Week 14, 2026

2604.02568v1

Extreme Values of Black Hole to Stellar Mass Ratio for High-Redshift Galaxies

Theme match 4/5

Cameron Heather, Teeraparb Chantavat, Siri Chongchitnan, Joseph Silk

First listed 2026-04-02 | Last updated 2026-04-02

Abstract

With recent data from the \emph{James Webb Space Telescope} (JWST), it is possible to calculate the mass of the supermassive black holes at the centre of galaxies, and the stellar mass of the host galaxies at $z \gtrsim 5$. In this work, we apply the method of extreme-value statistics to calculate the distributions of extreme black hole and stellar mass for the redshift range $3.5 \lesssim z \lesssim 8.5$. We sample these distributions to obtain a prediction for the black hole to stellar mass ratio of $\sim0.24$ over this redshift range, with the median in each bin varying in the range $0.18-0.35$. Our predictions are consistent with the highest observed values of the ratio from JWST observations of high-redshift galaxies.

Short digest

This paper asks how extreme the black-hole-to-stellar-mass ratio of high-redshift JWST galaxies should be if one looks at the tail of the underlying mass distributions rather than at a typical object. The main result is that extreme-value statistics predict BH-to-stellar-mass ratios around 0.2 to 0.35 across roughly z=3.5 to 8.5, consistent with the most extreme currently reported JWST systems.

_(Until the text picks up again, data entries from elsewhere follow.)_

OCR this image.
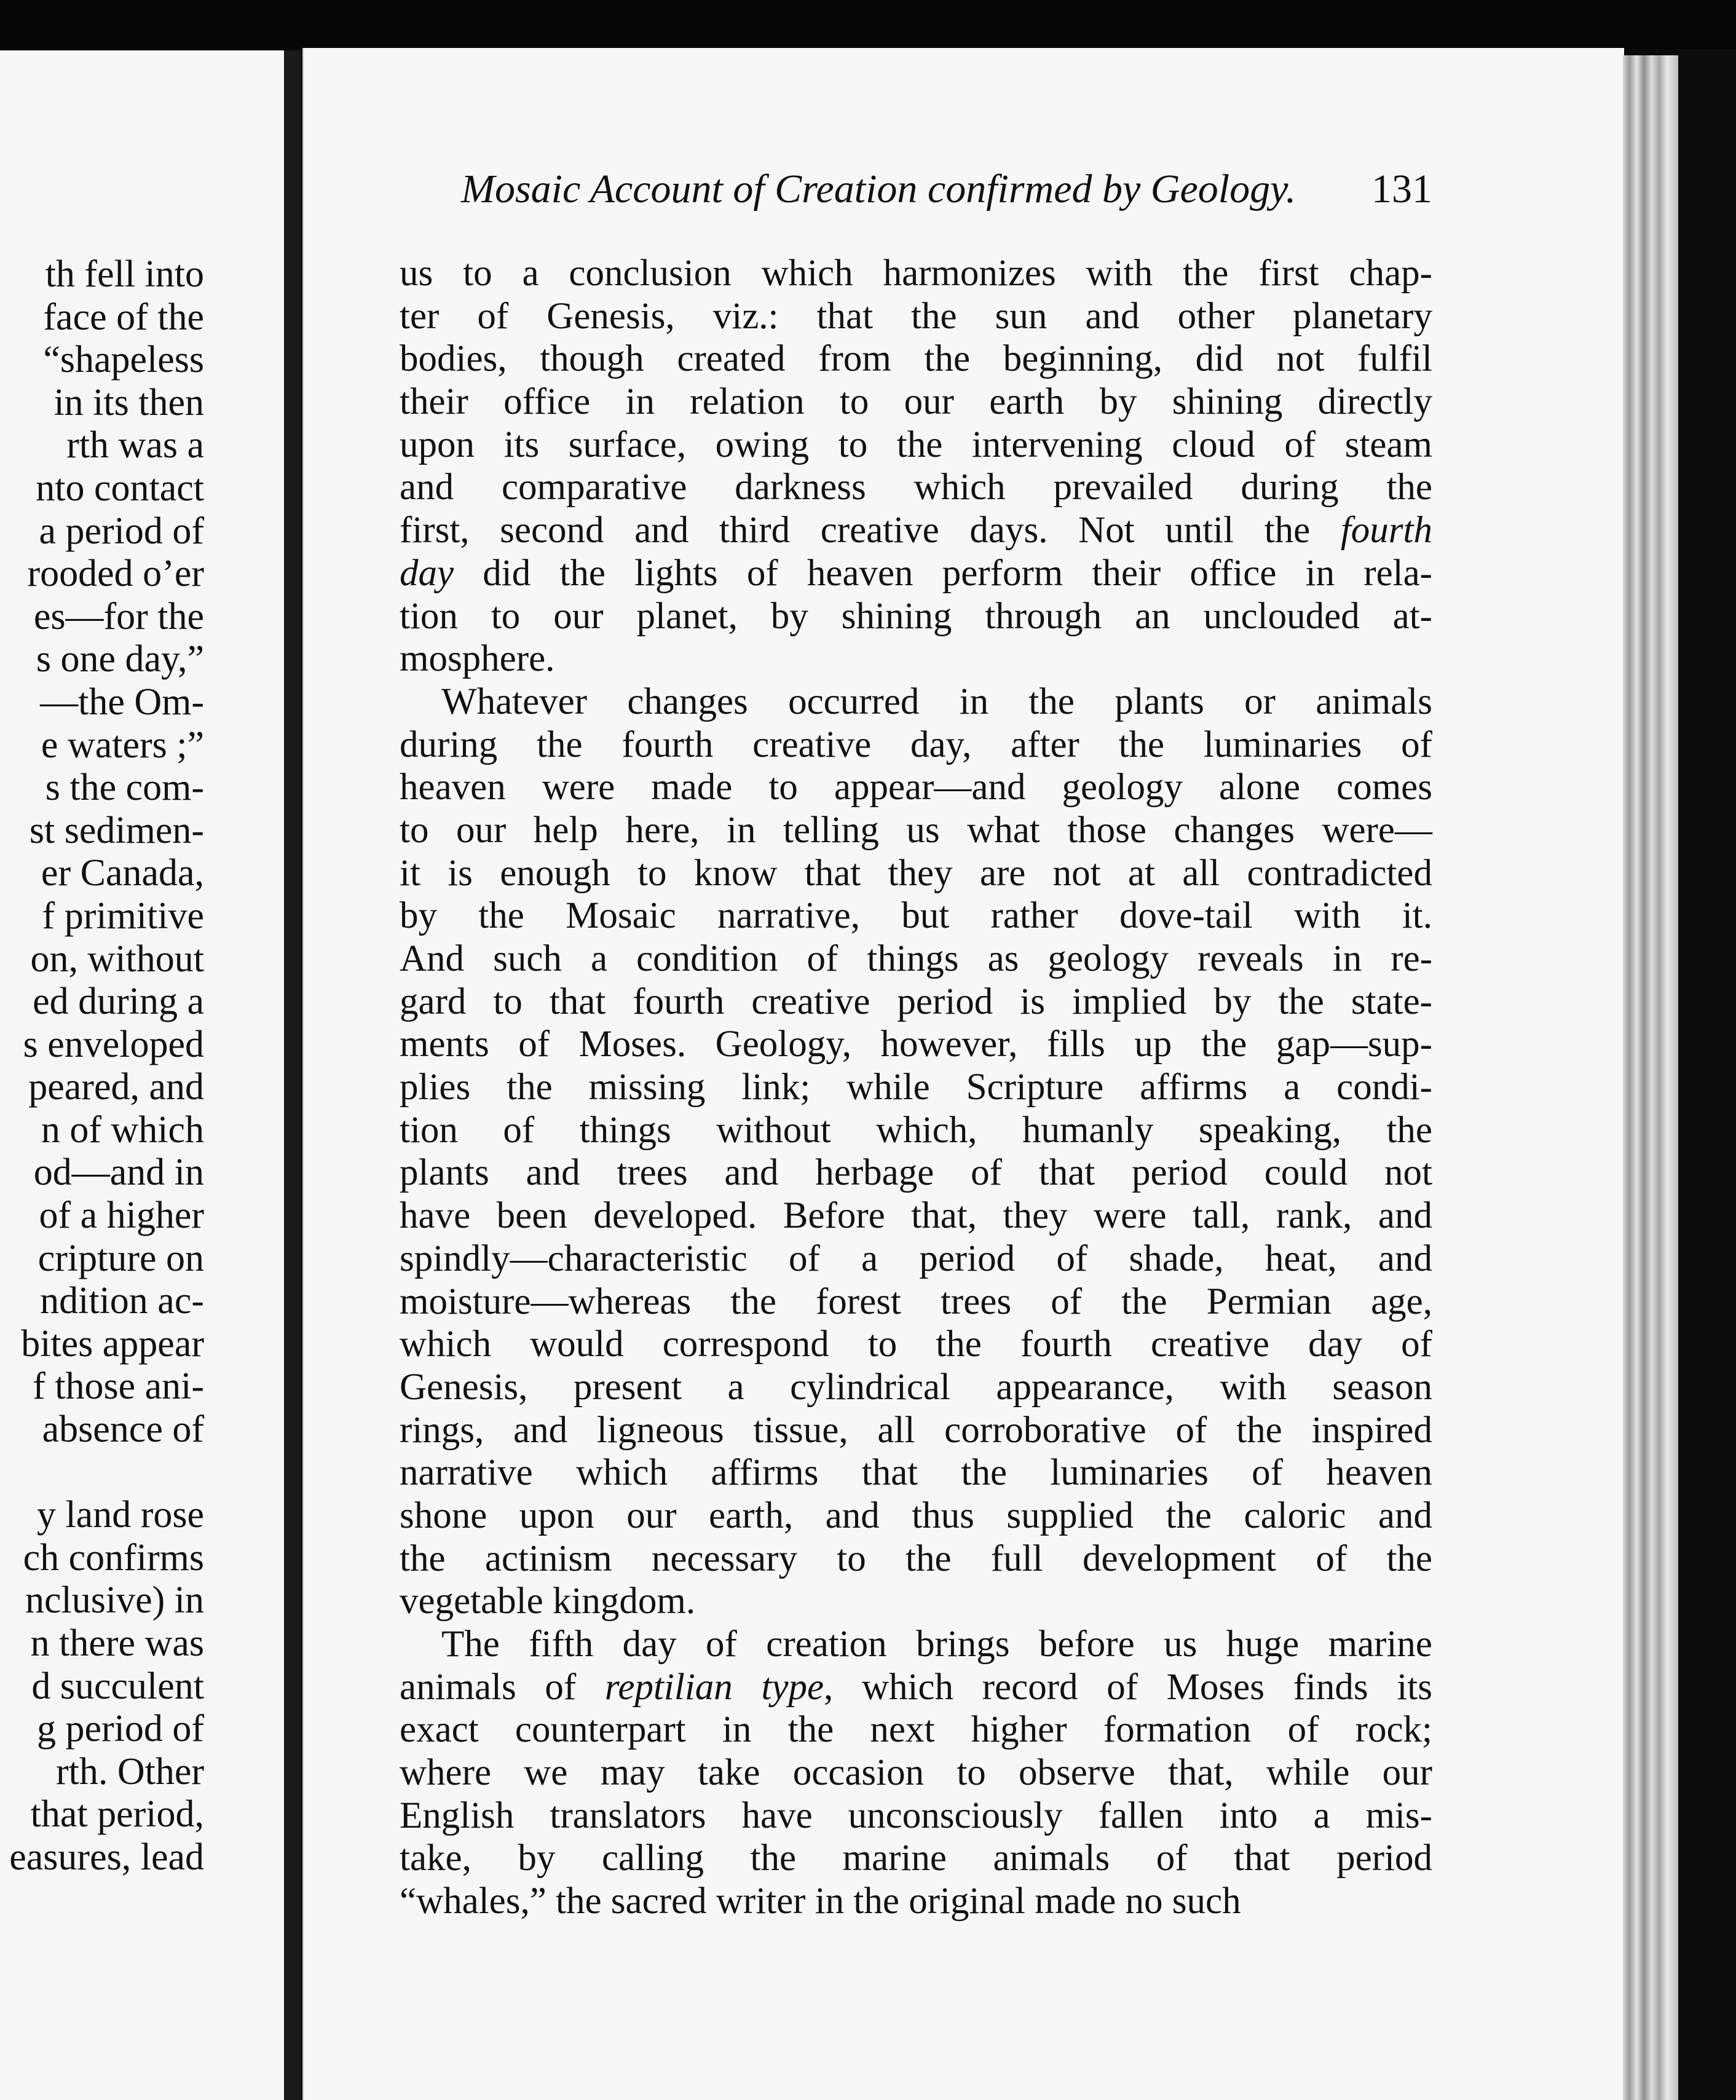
th fell into
face of the
“shapeless
in its then
rth was a
nto contact
a period of
rooded o’er
es—for the
s one day,”
—the Om-
e waters ;”
s the com-
st sedimen-
er Canada,
f primitive
on, without
ed during a
s enveloped
peared, and
n of which
od—and in
of a higher
cripture on
ndition ac-
bites appear
f those ani-
absence of

y land rose
ch confirms
nclusive) in
n there was
d succulent
g period of
rth. Other
that period,
easures, lead
Mosaic Account of Creation confirmed by Geology. 131
us to a conclusion which harmonizes with the first chap-
ter of Genesis, viz.: that the sun and other planetary
bodies, though created from the beginning, did not fulfil
their office in relation to our earth by shining directly
upon its surface, owing to the intervening cloud of steam
and comparative darkness which prevailed during the
first, second and third creative days. Not until the fourth
day did the lights of heaven perform their office in rela-
tion to our planet, by shining through an unclouded at-
mosphere.
Whatever changes occurred in the plants or animals
during the fourth creative day, after the luminaries of
heaven were made to appear—and geology alone comes
to our help here, in telling us what those changes were—
it is enough to know that they are not at all contradicted
by the Mosaic narrative, but rather dove-tail with it.
And such a condition of things as geology reveals in re-
gard to that fourth creative period is implied by the state-
ments of Moses. Geology, however, fills up the gap—sup-
plies the missing link; while Scripture affirms a condi-
tion of things without which, humanly speaking, the
plants and trees and herbage of that period could not
have been developed. Before that, they were tall, rank, and
spindly—characteristic of a period of shade, heat, and
moisture—whereas the forest trees of the Permian age,
which would correspond to the fourth creative day of
Genesis, present a cylindrical appearance, with season
rings, and ligneous tissue, all corroborative of the inspired
narrative which affirms that the luminaries of heaven
shone upon our earth, and thus supplied the caloric and
the actinism necessary to the full development of the
vegetable kingdom.
The fifth day of creation brings before us huge marine
animals of reptilian type, which record of Moses finds its
exact counterpart in the next higher formation of rock;
where we may take occasion to observe that, while our
English translators have unconsciously fallen into a mis-
take, by calling the marine animals of that period
“whales,” the sacred writer in the original made no such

The paper matters because it reframes apparently overmassive black holes as expected extreme outliers of the early-galaxy population rather than automatically requiring a special new class.

Key figures to inspect

  • Figure 2 is the must-see plot: it shows the predicted extreme BH-to-stellar-mass ratio as a function of redshift and compares it directly to the observed JWST points, which is the paper's central result in one figure.
  • Figure 3 is the next figure to inspect: it puts black-hole mass against stellar mass and overlays the predicted extreme-ratio relation, so this is where you can see how the statistical envelope compares with the existing observations.
  • Figure 1 is mainly the setup figure: it shows the adopted black-hole and stellar mass functions that feed the extreme-value calculation, so read it if you want to understand where the later ratio prediction comes from.